Helmut Oehring / Tatjana Orlob / Christina Schönfeld

28.11.1998
Volksbühne im Prater

Acht (aus: Der Riss) 1998 (UA)
Musiktanztheater für eine Solotänzerin, sieben Darstellerinnen, Projektionen, Zuspiel und Live-Elektronik
Helmut Oehring (Musik, Text), Tatjana Orlob (Choreografie, Tanz), Christina Schönfeld (Chorleiterin)

Helmut Oehring ist einer der ersten Komponisten, der das Existentielle der Sprachen und die unüberbrückbare Kluft zwischen Laut- und Gebärdensprache in seiner musikalischen Arbeit zu zeigen versucht. Seine Musik kommt aus der Bewegung und aus der filmähnlichen Bildhaftigkeit der Gebärdensprache, ihrem blitzschnellen Wechseln der zeitlichen Ebenen, dem Hin und Her von Close-up und Totale. Er mixt Harmonien und Klänge, zitiert Musikstile und Umweltgeräusche, läßt Sängerinnen gebärden und stumme Performerinnen singen, sprechen, schreien. Mithilfe des circle-surroundsystems (GOGH-surround music production Berlin) bewegt sich das Klangspektrum seiner Musik von allen Seiten in den Raum hinein, wird der menschliche Körper zum schwingenden und vibrierenden Instrument. Oehrings Musik wendet sich an die hörende wie an die gehörlose Welt, zeigt deren ästhetische Autonomie und Eigenständigkeit und hat doch kaum eine Chance, adäquat erfahren zu werden. Nur wenige Hörende sind mit der Gebärdensprache vertraut. Wenige Gehörlose kennen die gesprochene Sprache und ihre Musik. Viele von ihnen sind von Geburt an taub. Einige können mit einem restlichen Hörvermögen den musikalischen Klang erahnen.
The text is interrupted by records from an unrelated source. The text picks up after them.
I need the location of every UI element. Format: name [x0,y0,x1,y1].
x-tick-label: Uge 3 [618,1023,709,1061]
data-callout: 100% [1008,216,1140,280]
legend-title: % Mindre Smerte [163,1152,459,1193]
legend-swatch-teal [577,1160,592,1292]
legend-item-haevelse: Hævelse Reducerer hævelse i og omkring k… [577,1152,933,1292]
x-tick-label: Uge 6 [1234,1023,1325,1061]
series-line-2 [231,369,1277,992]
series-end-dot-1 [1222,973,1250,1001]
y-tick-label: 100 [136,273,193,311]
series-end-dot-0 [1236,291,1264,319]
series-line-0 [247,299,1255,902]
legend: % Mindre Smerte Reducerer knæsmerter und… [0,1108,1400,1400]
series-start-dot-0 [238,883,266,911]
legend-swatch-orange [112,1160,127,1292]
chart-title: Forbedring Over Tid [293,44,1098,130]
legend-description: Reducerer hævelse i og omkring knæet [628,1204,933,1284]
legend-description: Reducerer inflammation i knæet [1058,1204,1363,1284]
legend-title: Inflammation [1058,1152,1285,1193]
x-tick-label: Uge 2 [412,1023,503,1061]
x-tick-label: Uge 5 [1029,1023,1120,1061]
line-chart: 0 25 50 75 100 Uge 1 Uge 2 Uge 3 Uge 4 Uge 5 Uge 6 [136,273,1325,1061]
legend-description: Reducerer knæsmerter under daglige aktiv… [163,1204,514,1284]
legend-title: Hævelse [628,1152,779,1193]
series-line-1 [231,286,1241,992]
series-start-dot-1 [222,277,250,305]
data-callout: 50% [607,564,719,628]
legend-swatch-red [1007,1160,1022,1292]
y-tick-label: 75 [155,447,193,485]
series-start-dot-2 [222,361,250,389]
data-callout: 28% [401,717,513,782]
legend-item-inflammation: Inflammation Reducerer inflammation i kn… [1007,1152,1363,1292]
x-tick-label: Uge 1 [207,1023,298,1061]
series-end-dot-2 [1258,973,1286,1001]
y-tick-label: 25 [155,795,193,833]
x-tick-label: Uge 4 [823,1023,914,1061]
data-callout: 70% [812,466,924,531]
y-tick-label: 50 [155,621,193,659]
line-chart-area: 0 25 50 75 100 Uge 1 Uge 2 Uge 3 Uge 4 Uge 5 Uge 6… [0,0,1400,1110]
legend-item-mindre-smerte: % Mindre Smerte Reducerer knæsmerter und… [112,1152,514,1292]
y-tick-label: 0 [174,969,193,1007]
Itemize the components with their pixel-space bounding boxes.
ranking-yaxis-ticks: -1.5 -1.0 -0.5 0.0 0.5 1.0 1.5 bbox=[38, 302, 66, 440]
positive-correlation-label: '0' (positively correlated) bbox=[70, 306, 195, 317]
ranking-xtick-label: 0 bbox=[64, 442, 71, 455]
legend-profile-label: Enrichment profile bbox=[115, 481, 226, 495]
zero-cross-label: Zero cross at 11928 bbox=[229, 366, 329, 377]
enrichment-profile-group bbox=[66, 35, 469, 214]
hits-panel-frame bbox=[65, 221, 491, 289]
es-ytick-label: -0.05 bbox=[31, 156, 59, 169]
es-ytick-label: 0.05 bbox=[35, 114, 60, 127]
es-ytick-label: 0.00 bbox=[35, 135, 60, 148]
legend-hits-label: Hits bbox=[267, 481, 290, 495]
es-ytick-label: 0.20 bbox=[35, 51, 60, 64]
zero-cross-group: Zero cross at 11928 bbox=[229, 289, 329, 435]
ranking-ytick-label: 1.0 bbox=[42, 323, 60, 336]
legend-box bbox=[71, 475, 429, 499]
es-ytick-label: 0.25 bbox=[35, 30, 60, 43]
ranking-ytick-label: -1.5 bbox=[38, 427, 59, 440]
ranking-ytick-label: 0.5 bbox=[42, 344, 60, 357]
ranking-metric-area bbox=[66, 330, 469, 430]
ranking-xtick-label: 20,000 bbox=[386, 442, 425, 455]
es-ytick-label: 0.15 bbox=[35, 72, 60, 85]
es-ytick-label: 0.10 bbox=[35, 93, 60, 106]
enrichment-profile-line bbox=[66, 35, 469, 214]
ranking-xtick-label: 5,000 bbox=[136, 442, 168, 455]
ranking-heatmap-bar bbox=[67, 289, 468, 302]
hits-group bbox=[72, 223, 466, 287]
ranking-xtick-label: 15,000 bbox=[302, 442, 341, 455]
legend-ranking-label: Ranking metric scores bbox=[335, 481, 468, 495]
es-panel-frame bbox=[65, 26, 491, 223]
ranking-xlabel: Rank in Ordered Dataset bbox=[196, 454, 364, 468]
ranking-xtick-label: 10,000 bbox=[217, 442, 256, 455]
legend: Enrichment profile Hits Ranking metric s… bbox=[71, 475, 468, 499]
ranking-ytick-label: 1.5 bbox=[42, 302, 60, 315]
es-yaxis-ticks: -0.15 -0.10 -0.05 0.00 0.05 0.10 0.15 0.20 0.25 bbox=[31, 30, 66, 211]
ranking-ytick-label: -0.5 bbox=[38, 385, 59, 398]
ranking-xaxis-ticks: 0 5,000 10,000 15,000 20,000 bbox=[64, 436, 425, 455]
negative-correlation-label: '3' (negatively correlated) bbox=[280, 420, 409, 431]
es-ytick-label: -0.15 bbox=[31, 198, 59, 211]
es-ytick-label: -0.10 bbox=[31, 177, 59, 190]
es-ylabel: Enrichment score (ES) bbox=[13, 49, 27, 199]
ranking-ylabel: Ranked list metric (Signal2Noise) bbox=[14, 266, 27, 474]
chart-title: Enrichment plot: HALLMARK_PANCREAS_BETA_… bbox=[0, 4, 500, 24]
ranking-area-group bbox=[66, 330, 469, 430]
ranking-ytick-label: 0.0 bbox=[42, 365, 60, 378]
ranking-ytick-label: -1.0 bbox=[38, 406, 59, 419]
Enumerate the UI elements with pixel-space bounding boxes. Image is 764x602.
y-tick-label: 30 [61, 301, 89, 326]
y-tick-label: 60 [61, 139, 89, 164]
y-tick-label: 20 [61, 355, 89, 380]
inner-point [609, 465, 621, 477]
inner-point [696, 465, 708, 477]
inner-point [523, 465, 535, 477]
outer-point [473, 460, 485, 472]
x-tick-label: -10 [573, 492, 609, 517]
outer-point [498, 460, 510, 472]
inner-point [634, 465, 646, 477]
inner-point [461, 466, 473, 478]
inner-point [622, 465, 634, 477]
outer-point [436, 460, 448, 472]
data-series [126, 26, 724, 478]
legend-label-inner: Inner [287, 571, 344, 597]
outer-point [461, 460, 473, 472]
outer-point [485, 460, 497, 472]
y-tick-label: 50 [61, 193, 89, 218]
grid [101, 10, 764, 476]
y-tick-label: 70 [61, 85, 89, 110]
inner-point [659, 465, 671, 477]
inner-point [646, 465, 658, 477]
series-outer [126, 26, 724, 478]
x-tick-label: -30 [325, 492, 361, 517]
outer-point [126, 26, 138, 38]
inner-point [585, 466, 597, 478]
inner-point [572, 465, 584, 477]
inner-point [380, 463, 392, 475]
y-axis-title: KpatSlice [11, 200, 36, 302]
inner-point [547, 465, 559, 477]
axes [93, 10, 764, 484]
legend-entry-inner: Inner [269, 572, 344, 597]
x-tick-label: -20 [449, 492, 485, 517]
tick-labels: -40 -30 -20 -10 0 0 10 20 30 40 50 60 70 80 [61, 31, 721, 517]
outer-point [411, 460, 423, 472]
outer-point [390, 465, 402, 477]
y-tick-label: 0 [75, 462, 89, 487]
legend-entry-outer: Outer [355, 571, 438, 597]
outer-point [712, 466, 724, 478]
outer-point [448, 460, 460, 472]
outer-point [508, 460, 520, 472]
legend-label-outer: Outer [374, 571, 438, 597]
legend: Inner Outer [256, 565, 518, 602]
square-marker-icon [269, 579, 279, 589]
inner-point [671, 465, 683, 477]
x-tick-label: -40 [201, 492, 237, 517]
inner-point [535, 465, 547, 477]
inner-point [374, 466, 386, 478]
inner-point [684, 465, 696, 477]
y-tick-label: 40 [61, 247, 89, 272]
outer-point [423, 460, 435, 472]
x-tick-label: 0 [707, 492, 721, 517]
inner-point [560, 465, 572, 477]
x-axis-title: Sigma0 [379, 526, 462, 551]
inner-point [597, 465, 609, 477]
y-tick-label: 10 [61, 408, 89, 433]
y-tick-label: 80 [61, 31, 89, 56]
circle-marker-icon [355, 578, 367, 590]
Oehrings Musiktanztheater „ACHT (aus: Der Riss)“ für eine Solotänzerin, sieben gehörlose Darstellerinnen und Darsteller, Projektionen, Zuspiele und Live-Elektronik ist in konzeptioneller Zusammenarbeit mit Tatjana Orlob entstanden, die Ausschnitte ihres aktuellen Solo-Tanzprojektes „Prisma“ integriert. Die oben zitierten „Acht Texte, die zu Ver-Tonen-Ver-Tanzen-Ge-Bärden sind“ (Oehring), sind eine Art Synthese aus Laut- und Gebärdensprache, wobei die Syntax der Gebärdensprache übernommen wurde. Sie stellen für die Musik von Oehring wie für die künstlerische Arbeit von Christina Schönfeld den Ausgangspunkt dar. Christina Schönfeld war es, die zum ersten Mal in der Geschichte der Gehörlosen Europas als Gebärdensprachsolistin mit Profimusikern auf der Bühne stand und sich traute, im zeitlichen Verlauf einer Partitur eine mit der Musik koordinierte Gebärdenstimme vor Publikum auszuführen. Für „ACHT (aus: Der Riss)“ hat sie als Regisseurin die Texte mit dem Chor des „Zentrums für Kultur und Visuelle Kommunikation Gehörloser Berlin/Brandenburg e.V.“ einstudiert. Musik, Gebärden, Tanz und Texte drücken mit größter Deutlichkeit das Grundgefühl vieler Gehörloser und Schwerhöriger aus, zwischen den Welten und ihren Wirklichkeiten zu stehen.

Tatjana Orlob (TanzLabor Berlin), die seit 1983 mit eigenen Solotanzprojekten im In- und Ausland gastiert, thematisiert in ihrem jüngsten Projekt „Prisma“ erstmals die eigene „Schwerhörigenproblematik“: „Im Gegensatz zur Welt der Stille bei den Gehörlosen, handelt es sich bei den Schwerhörigen um eine Welt der Halbstille, um eine Zwischenwelt, die ich darstellen möchte … Die Musik als Part der Außenwelt und Gemeinschaft ist Freund und Feind zugleich. Schwerhörigkeit wird als Gier nach Zugehörigkeit, nach Partizipation an der Welt gezeigt, als zwanghafter Versuch des Guthörens und des ständigen Scheiterns an diesem Versuch.“ (Orlob) In „ACHT (aus: Der Riss)“ wird Tatjana Orlob Teile dieser Arbeit zeigen.